Car Seat Safety for Winter (Plus Eight Tips for Year Round)
With the temperatures in Tulsa predicted to be below freezing in the mornings next week in Tulsa, I thought it was a good time to review a few car seat safety rules. You may be wondering what freezing temperatures have to do with car seats. It does seem like a strange tie-in, but there’s some logic involved, I promise!
When it’s cold outside, it’s only natural to bundle our kids (and grandkids) up before we rush to the car. But before you strap them in the car seat or booster seat, take their coat off! It goes against my instinct to take a coat off a cold kid, but once I understood why, I also understood the importance. It feels like the car seat is nice and snug when you strap your child into the seat wearing their winter coat, but the impact of a crash will flatten the coat fabric and leave a dangerous gap between the child and the seat harness. The space will allow a child to slip through the straps and possibly be ejected from the car. It’s a hassle to take their coat off, there is no denying that fact, but the more important reality is that your child’s life is worth the extra time it takes to remove the coat before strapping them into the seat.
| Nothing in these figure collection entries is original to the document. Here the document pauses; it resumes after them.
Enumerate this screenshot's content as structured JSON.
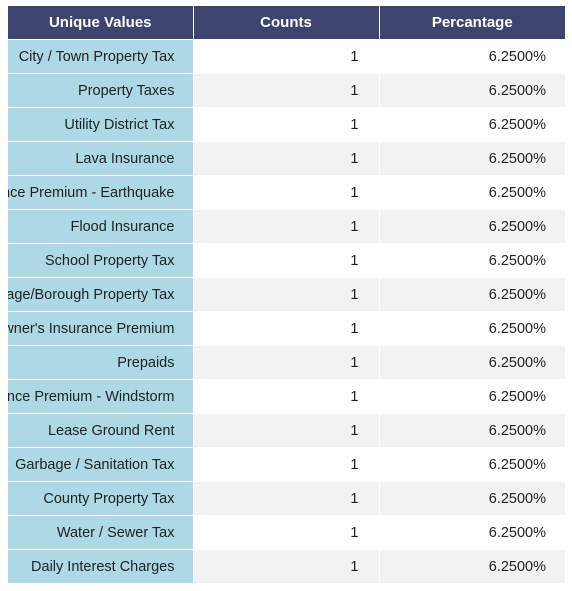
{
  "table": {
    "headers": [
      "Unique Values",
      "Counts",
      "Percantage"
    ],
    "rows": [
      {
        "value": "City / Town Property Tax",
        "count": "1",
        "pct": "6.2500%"
      },
      {
        "value": "Property Taxes",
        "count": "1",
        "pct": "6.2500%"
      },
      {
        "value": "Utility District Tax",
        "count": "1",
        "pct": "6.2500%"
      },
      {
        "value": "Lava Insurance",
        "count": "1",
        "pct": "6.2500%"
      },
      {
        "value": "Insurance Premium - Earthquake",
        "count": "1",
        "pct": "6.2500%"
      },
      {
        "value": "Flood Insurance",
        "count": "1",
        "pct": "6.2500%"
      },
      {
        "value": "School Property Tax",
        "count": "1",
        "pct": "6.2500%"
      },
      {
        "value": "Village/Borough Property Tax",
        "count": "1",
        "pct": "6.2500%"
      },
      {
        "value": "Homeowner's Insurance Premium",
        "count": "1",
        "pct": "6.2500%"
      },
      {
        "value": "Prepaids",
        "count": "1",
        "pct": "6.2500%"
      },
      {
        "value": "Insurance Premium - Windstorm",
        "count": "1",
        "pct": "6.2500%"
      },
      {
        "value": "Lease Ground Rent",
        "count": "1",
        "pct": "6.2500%"
      },
      {
        "value": "Garbage / Sanitation Tax",
        "count": "1",
        "pct": "6.2500%"
      },
      {
        "value": "County Property Tax",
        "count": "1",
        "pct": "6.2500%"
      },
      {
        "value": "Water / Sewer Tax",
        "count": "1",
        "pct": "6.2500%"
      },
      {
        "value": "Daily Interest Charges",
        "count": "1",
        "pct": "6.2500%"
      }
    ]
  },
  "colors": {
    "header_bg": "#3e4470",
    "name_col_bg": "#add8e6",
    "stripe_bg": "#f2f2f2"
  }
}
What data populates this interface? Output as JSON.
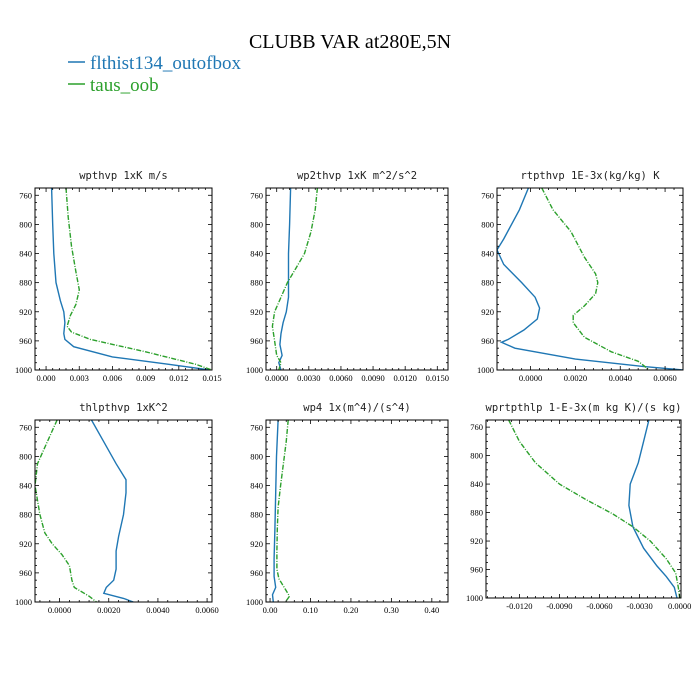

If I didn’t convince you to take a few extra minutes to remove your child’s coat before putting them in their car seat, please watch this video from the Today Show. It is dramatic, and it made an impression on me!
So what are you supposed to do to keep your kid warm enough when the weather dips into the twenties and thirties? If you’re lucky and have a garage, your car won’t be quite as cold, but many of us don’t have that luxury. One recommendation is to put a blanket on the child over the car seat straps. This isn’t a good idea for an infant, as they could be at risk for suffocation if the blanket becomes stuck over their face. For an older child, maybe put their coat on backward after they have been buckled into their seat. Don’t forget to use mittens and hats to have a warming layer that doesn’t interfere with the car seat straps. Also, ensure you have warming supplies in your car all winter just in case of an emergency. Keep dry clothes, blankets, non-perishable snacks, a bottle of water, hats, and gloves. Always make sure your phone is charged in case you need emergency assistance. The American Academy of Pediatrics has a more thorough list of winter travel safety tips; click here to read.
Car Seat Safety Basics
While we’re talking about car seat safety, it’s always good to review the basics. I’m not so old that I didn’t use car seats for my children, but by the time my grandchildren were born, the rules had changed, and I needed a refresher course. The first time I took my grandson on an outing, I posted a picture of him in his car seat. I was fortunate that a concerned friend privately messaged me and told me I had positioned the chest strap too low. I was thankful and corrected it immediately. Here are some guidelines for car seat safety.
- From birth until 2-4 years, your child should be in a rear-facing car seat in the back seat of the car. Check your child’s car seat for height and weight requirements for when they can move to a forward-facing seat, but keep them rear-facing as long as possible. It’s the safest position for young children. Watch this video to see how remaining in the rear-facing position significantly reduces serious injuries in young children.
- After outgrowing the rear-facing infant seat, they should be in a forward-facing seat in the back seat until at least age five. Again, check your child’s car seat for height and weight requirements.
- After a child outgrows the car seat, they should ride in a booster seat until the seat belt fits them correctly without the use of the booster. This usually happens between the ages of nine and twelve, but it can vary by car.
- When using rear-facing and forward-facing car seats, make sure the chest strap is at the correct place, which is armpit level. (see graphic above)
- The straps should be fairly snug. You shouldn’t be able to pinch any excess fabric in the harness.
- Until the age of thirteen, the back seat is the best option for children.
- Always use a car seat, booster seat, or seat belt (whichever is age-size appropriate) when traveling in a car. Even for a short trip, it is essential. Most crashes occur within six miles of home and going at the relatively slow speed of thirty miles an hour.
- If you must use a car seat that has been used previously, make sure it was not involved in a wreck and check the expiration date that is printed on the car seat.
In parenting, there are some gray areas. Some days you let some things slide. Maybe you let the kids have dessert first or give them an extra hour of screen time. It’s OK; most of us have occasionally given in to the demands of our captors, I mean kids. However, being properly restrained in the car is one of the rules that should never be compromised. Your child’s life may be saved because of being properly secured in a car seat.